America grasped hands with our English friends on this occasion, when our American officers and sailors from the battleships Missouri and Illinois took a prominent part in the ceremonies.
At the close of this touching ceremony Ambassador Page, with our American officers and cadets, was extended a cordial reception from the thousands of persons who had assembled inside and outside the old parish church, whose register bears the name of the Indian princess.
To Florida belongs a romance not less fascinating and wonderful than that of Virginia’s Pocahontas. But alas, in the “manana” of the first Spanish invaders, much interesting history was lost to the world. Enough has been preserved, however, to excite the imagination and cause this age of research to go deep into embalmed records of centuries ago and revive the quaint philosophy of the old, entrancing Florida.

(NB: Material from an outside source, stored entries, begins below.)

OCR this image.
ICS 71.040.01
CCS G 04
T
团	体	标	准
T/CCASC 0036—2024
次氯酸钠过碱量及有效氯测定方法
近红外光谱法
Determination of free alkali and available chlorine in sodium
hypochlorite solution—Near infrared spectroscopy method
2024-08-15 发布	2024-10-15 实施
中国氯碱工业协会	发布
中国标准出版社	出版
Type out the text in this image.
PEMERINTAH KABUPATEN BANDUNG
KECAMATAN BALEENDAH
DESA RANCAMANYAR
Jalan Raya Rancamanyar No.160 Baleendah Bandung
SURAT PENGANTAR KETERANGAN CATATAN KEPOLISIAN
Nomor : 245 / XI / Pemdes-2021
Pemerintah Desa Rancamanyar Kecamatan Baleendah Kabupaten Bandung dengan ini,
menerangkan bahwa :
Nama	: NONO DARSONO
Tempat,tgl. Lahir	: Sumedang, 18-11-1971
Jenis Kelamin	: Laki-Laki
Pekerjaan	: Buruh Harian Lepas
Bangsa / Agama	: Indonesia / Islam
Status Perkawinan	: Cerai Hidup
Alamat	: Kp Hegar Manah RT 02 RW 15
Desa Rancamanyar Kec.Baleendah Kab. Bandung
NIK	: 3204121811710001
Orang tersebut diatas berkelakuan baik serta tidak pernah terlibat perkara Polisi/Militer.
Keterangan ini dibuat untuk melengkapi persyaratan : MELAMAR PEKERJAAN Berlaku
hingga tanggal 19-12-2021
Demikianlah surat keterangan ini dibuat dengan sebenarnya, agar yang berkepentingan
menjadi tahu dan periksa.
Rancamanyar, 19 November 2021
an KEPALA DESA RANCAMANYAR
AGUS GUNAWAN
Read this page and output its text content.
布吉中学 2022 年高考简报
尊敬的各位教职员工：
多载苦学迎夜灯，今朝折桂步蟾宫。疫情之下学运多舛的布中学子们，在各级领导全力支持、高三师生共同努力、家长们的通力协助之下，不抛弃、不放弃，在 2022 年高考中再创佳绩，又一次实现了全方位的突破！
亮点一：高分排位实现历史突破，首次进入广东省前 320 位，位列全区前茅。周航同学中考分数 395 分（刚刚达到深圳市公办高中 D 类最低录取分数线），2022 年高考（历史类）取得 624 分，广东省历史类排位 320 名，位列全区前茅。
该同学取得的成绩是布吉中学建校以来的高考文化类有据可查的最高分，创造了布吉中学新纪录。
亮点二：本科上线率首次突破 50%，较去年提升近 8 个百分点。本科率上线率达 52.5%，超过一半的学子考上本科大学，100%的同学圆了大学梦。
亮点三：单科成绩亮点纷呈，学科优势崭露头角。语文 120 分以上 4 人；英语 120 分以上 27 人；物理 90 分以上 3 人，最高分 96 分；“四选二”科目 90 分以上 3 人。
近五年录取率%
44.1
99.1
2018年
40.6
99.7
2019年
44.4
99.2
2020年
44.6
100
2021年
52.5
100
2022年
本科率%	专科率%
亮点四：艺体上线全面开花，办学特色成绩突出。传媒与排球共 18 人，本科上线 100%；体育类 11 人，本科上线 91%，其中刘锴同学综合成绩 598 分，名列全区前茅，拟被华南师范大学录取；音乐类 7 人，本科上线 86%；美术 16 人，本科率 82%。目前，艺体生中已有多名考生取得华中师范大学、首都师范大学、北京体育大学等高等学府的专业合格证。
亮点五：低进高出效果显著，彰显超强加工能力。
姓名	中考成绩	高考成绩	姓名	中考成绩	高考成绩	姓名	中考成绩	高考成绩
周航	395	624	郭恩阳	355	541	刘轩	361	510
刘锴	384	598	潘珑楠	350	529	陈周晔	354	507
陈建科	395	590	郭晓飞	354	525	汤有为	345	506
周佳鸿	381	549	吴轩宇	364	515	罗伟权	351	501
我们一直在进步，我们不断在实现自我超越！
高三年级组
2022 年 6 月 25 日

U-LE-LAH, THE POCAHONTAS OF FLORIDA.
With the extinction of the powerful Hirrihigua tribe passed the life story, tantalizing in its meagerness, of the Indian princess, U-le-lah. The full history of our lovely Florida princess, who was in very truth the first heroine of American romance, slumbers in the unwritten archives of forgotten history, yet one dramatic incident in her life has been preserved to us to give us the right to call her “the Pocahontas of Florida,” and in the heroism of this young Indian girl is a setting for as dramatic a story as has been given to history.
The old chroniclers tell us that the word Hirrihigua, which ethnologically considered, must be a mixture of both Spanish and Indian, was the name of the country first invaded by the Spaniard on Tampa Bay; the seat of government of a mighty tribe of aborigines, who, according to Bourne’s Narratives of De Soto, occupied a vast domain extending from the Gulf of Mexico to the Atlantic Ocean, and makes the history and romance of the Princess U-le-lah most fascinating and worthy of special commemoration.
FERDINAND DE SOTO.
When the cavalier of Spain in the person of the intrepid Ferdinand De Soto, landed in 1539 on Tampa Bay with all the pomp and pageantry of the Spanish court, he found himself at a loss for interpreters and guides to this wild and strange land.
Learning of a young Spaniard, Juan Ortez by name, who was the only survivor of the great De Narvaez expedition, and who had been captive of the Indians for ten years, De Soto quickly sought to find him in order to use him as a guide for his conquest.